Occasionally in certain individuals, mutations occur which make their tails less effective or in an extreme case that they have no tail at all.  One way this can happen is if the gene that initiates the sequence that leads to the development of a tail, does not switch on because of some mutation.  This sort of monkey is much more likely to fall.  We usually think of natural selection developing new valuable chracteristics which help an animal exploit new environments but natural selection has much more to do with keeping and animal which has evolved to exploit a certain environment, unchanged.


Look at another example.  Take the Wolf and the Dog.  Wolves have remained pretty much the same for a few hundred of thousands of years.  They are well adapted to their wild environment and the vast majority of mutations would make them more poorly adapted to their environment.  However look at the dog.  Under the influence of the humans who feed and care for wolves and who select some of these mutations because they are valuable for humans or  just from some misguided fancy, dogs have radiated in a huge number of different forms, which based on their appearance would be considered different species if we didn't know that all can breed with each other.

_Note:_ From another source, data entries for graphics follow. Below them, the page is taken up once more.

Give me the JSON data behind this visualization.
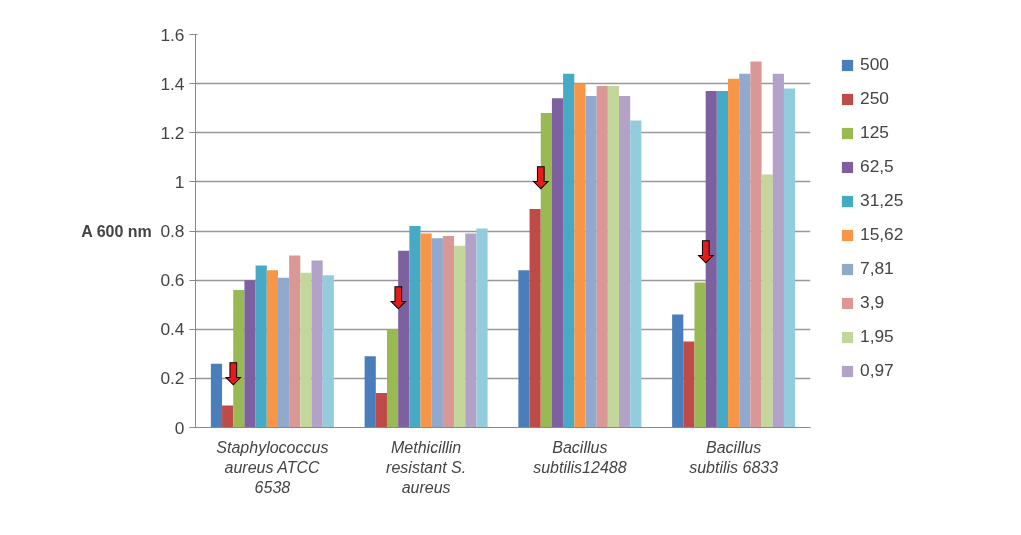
{
  "chart_data": {
    "type": "bar",
    "ylabel": "A 600 nm",
    "categories": [
      "Staphylococcus aureus ATCC 6538",
      "Methicillin resistant S. aureus",
      "Bacillus subtilis12488",
      "Bacillus subtilis 6833"
    ],
    "series": [
      {
        "name": "500",
        "color": "#4a7ebb",
        "values": [
          0.26,
          0.29,
          0.64,
          0.46
        ]
      },
      {
        "name": "250",
        "color": "#be4b48",
        "values": [
          0.09,
          0.14,
          0.89,
          0.35
        ]
      },
      {
        "name": "125",
        "color": "#98b954",
        "values": [
          0.56,
          0.4,
          1.28,
          0.59
        ]
      },
      {
        "name": "62,5",
        "color": "#7d60a0",
        "values": [
          0.6,
          0.72,
          1.34,
          1.37
        ]
      },
      {
        "name": "31,25",
        "color": "#46aac5",
        "values": [
          0.66,
          0.82,
          1.44,
          1.37
        ]
      },
      {
        "name": "15,62",
        "color": "#f79646",
        "values": [
          0.64,
          0.79,
          1.4,
          1.42
        ]
      },
      {
        "name": "7,81",
        "color": "#92a9cf",
        "values": [
          0.61,
          0.77,
          1.35,
          1.44
        ]
      },
      {
        "name": "3,9",
        "color": "#d99795",
        "values": [
          0.7,
          0.78,
          1.39,
          1.49
        ]
      },
      {
        "name": "1,95",
        "color": "#c3d69b",
        "values": [
          0.63,
          0.74,
          1.39,
          1.03
        ]
      },
      {
        "name": "0,97",
        "color": "#b3a2c7",
        "values": [
          0.68,
          0.79,
          1.35,
          1.44
        ]
      },
      {
        "color": "#93cddd",
        "values": [
          0.62,
          0.81,
          1.25,
          1.38
        ]
      }
    ],
    "annotations": [
      "⬇",
      "⬇",
      "⬇",
      "⬇"
    ],
    "ylim": [
      0,
      1.6
    ],
    "yticks": [
      0,
      {
        "value": 0.2,
        "label": "0.2"
      },
      {
        "value": 0.4,
        "label": "0.4"
      },
      {
        "value": 0.6,
        "label": "0.6"
      },
      {
        "value": 0.8,
        "label": "0.8"
      },
      1,
      {
        "value": 1.2,
        "label": "1.2"
      },
      {
        "value": 1.4,
        "label": "1.4"
      },
      {
        "value": 1.6,
        "label": "1.6"
      }
    ],
    "grid": "y",
    "legend": "right"
  }
}
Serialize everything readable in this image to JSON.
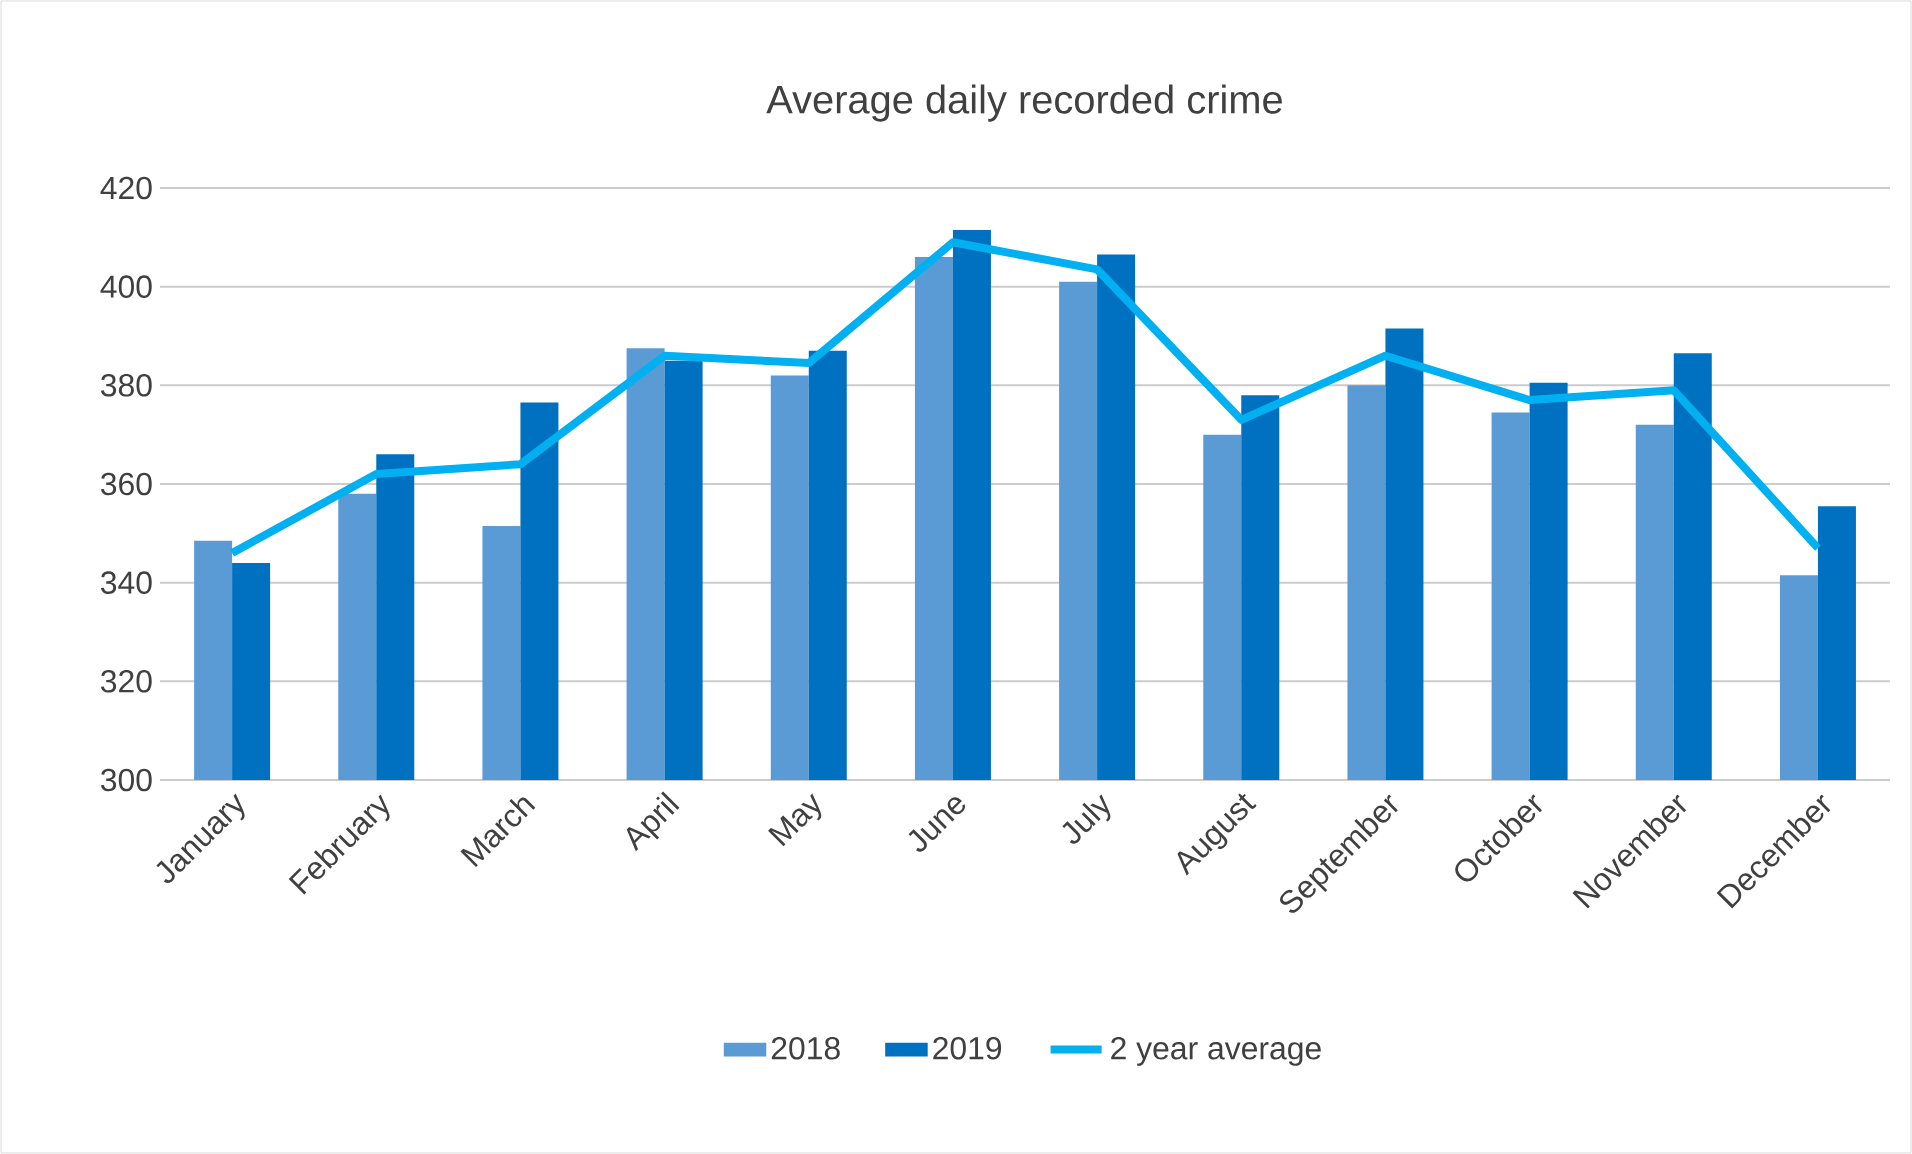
{
  "chart_data": {
    "type": "bar",
    "title": "Average daily recorded crime",
    "categories": [
      "January",
      "February",
      "March",
      "April",
      "May",
      "June",
      "July",
      "August",
      "September",
      "October",
      "November",
      "December"
    ],
    "series": [
      {
        "name": "2018",
        "color": "#5b9bd5",
        "values": [
          348.5,
          358,
          351.5,
          387.5,
          382,
          406,
          401,
          370,
          380,
          374.5,
          372,
          341.5
        ]
      },
      {
        "name": "2019",
        "color": "#0070c0",
        "values": [
          344,
          366,
          376.5,
          385,
          387,
          411.5,
          406.5,
          378,
          391.5,
          380.5,
          386.5,
          355.5
        ]
      },
      {
        "name": "2 year average",
        "type": "line",
        "color": "#00b0f0",
        "values": [
          346,
          362,
          364,
          386,
          384.5,
          409,
          403.5,
          373,
          386,
          377,
          379,
          347
        ]
      }
    ],
    "ylim": [
      300,
      420
    ],
    "yticks": [
      300,
      320,
      340,
      360,
      380,
      400,
      420
    ],
    "grid": "y",
    "legend": "bottom",
    "marker": "none",
    "line_style": "solid"
  }
}
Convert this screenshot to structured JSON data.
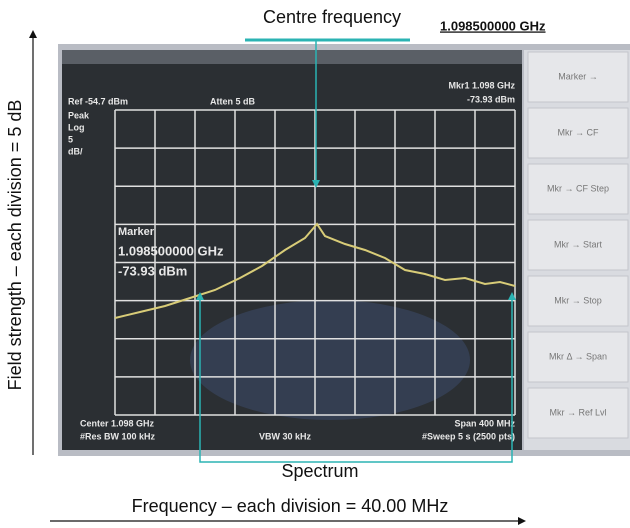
{
  "annotations": {
    "centre_label": "Centre frequency",
    "centre_value": "1.098500000 GHz",
    "spectrum_label": "Spectrum",
    "x_axis_label": "Frequency – each division = 40.00 MHz",
    "y_axis_label": "Field strength – each division = 5 dB"
  },
  "screen": {
    "ref": "Ref -54.7 dBm",
    "atten": "Atten 5 dB",
    "scale": [
      "Peak",
      "Log",
      "5",
      "dB/"
    ],
    "marker_top": [
      "Mkr1 1.098 GHz",
      "-73.93 dBm"
    ],
    "marker_box": [
      "Marker",
      "1.098500000 GHz",
      "-73.93 dBm"
    ],
    "center": "Center 1.098 GHz",
    "span": "Span 400 MHz",
    "res_bw": "#Res BW 100 kHz",
    "vbw": "VBW 30 kHz",
    "sweep": "#Sweep 5 s (2500 pts)"
  },
  "softkeys": [
    "Marker →",
    "Mkr → CF",
    "Mkr → CF Step",
    "Mkr → Start",
    "Mkr → Stop",
    "Mkr Δ → Span",
    "Mkr → Ref Lvl"
  ]
}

So let's go back to the jungle monkey.  It is getting crowded in the jungle and some of them have to venture out into the surrounding plains to make a living.  A group evolved that make a pretty good go at plains living.  A tail is of much less value to them. In fact it costs them resources for them to grow this useless appendage. Some of them get a mutation that reduces the ability of the tail to grasp a branch,  In fact some of them have a mutation to the gene that initiates the growth of a tail such that  they are born without one.  Since they don't need the tail now, there is no selective pressure against not having a prehensile tail.  But here is the rub.


The longer they are on the plains, the more mutations they accumulate in the sequence that produces a tail.  The occurs even in monkeys that have the switch at the beginning of the tail sequence shut down.  Now if the switch gene gets another mutation that turns on the tail growing sequence, the tail that the animal will grow will be a sorry imitation of the original magnificent tail.  Hence the very rare occurrence of a wee tail in a newly born human.  (also remnant gills).


Geneticists believe from the evidence, that we shed our tails suddenly rather than over a long period so this points to some gene that started a sequence, being shut off suddenly.